Umut insani bir ihtiyaçtır. Kendinizi zaman zaman bir umut rüzgârına kaptırmazsanız hayat hiç çekilmez.
Bu bakımdan seçim kampanyası çok yararlı oldu. Aslında iktidarın değişmeyeceğini başından beri için için biliyorduk, ama umudu tercih ettik. Muharrem İnce ile Meral Akşener’in performansları da umudumuzu büyüttü. Belki bu kez bir şeyler olabilir, diye düşündük. Ben de “Bu kez umutluyuz” yazısını yazdım. Sonunda gerçekler üstün geldi. Mayakovski’nin ünlü sözünü yansılarsak, umut gemisi Türk siyasetinin gerçeklerinin kayalarına çarparak büyük hasar gördü.

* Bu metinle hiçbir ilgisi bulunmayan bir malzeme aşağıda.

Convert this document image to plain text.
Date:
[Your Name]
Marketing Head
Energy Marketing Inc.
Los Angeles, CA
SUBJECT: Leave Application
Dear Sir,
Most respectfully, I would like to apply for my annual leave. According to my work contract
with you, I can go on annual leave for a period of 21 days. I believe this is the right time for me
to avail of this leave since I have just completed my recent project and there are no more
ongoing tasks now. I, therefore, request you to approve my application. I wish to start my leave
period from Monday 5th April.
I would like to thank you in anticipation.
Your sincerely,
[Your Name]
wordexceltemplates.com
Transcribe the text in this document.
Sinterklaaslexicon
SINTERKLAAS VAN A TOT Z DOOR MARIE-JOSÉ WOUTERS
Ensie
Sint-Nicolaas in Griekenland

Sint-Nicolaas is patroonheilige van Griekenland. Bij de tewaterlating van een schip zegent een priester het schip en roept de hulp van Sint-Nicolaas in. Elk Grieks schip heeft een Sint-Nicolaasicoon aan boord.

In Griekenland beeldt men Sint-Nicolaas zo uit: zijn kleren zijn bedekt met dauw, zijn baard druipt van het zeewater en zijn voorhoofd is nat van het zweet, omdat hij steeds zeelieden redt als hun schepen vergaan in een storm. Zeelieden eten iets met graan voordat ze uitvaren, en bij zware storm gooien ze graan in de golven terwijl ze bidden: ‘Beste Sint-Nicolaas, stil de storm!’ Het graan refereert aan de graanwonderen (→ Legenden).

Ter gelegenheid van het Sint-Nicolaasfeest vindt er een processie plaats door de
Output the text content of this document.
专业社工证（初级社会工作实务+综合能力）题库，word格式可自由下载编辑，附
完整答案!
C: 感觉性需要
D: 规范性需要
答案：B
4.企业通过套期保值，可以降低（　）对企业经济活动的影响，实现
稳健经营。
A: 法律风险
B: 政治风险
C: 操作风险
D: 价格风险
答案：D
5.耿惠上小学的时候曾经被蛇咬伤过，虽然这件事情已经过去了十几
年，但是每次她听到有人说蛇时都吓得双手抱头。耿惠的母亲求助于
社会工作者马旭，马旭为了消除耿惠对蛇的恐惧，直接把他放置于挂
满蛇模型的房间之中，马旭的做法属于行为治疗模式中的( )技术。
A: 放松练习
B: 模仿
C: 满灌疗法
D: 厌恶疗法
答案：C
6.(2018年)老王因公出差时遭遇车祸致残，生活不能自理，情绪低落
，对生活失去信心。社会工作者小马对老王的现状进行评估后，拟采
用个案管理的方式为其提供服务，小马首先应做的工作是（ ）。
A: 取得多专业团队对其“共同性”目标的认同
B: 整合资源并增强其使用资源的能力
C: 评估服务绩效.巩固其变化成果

Umut deyince, elbette toplumun belirli bir kesiminin değişim umudundan söz ediyoruz. Doğrusunu söylemek gerekirse, ben bu umudu seçim başlamadan önce yarı yarıya yitirmiştim. Neden mi?
Yukarıda andığım yazımı yazdıktan bir gün sonra en büyük kentlerimizinden birinde, CHP’nin yüzde 60 – 70 oy aldığı bir ilçedeki CHP ilçe başkanlığına işim düştü. Çirkin bir apartmanda tuhaf bir daire. Yıllardır bu kadar düzensiz, bakımsız bir çalışma yeri görmemiştim. Olumsuz gözlemlerimi CHP’nin kurumsal kimliğine saygımdan ötürü yazmayacağım. Ancak, oradaki muhatabıma birkaç eleştirel söz etmekten geri kalmadım. Dedimlerimi işiten bir aklıevvel “Ne yani! Saray’da mı otursaydık?” diyerek kendince çok anlamlı bir lâf çaktı. Solculuğun ve Atatürkçülüğün zenginlik, şatafat ve lüks değil, sadelik, temizlik ve düzenlilik gerektirdiğini anlatmaya çalıştım. Boş boş yüzüme baktılar.
Bu gördüklerim benim umudumu sarstı. CHP’nin anakronik bir küçük burjuva partisi görüntüleri vermemesi gerekiyor, ama bunu nasıl yapacak, bilemiyorum. İnsanların içinden gelmesi lâzım. Sadece CHP’nin değil, CHP’lilerin de değişim çabasına girmeleri lâzım.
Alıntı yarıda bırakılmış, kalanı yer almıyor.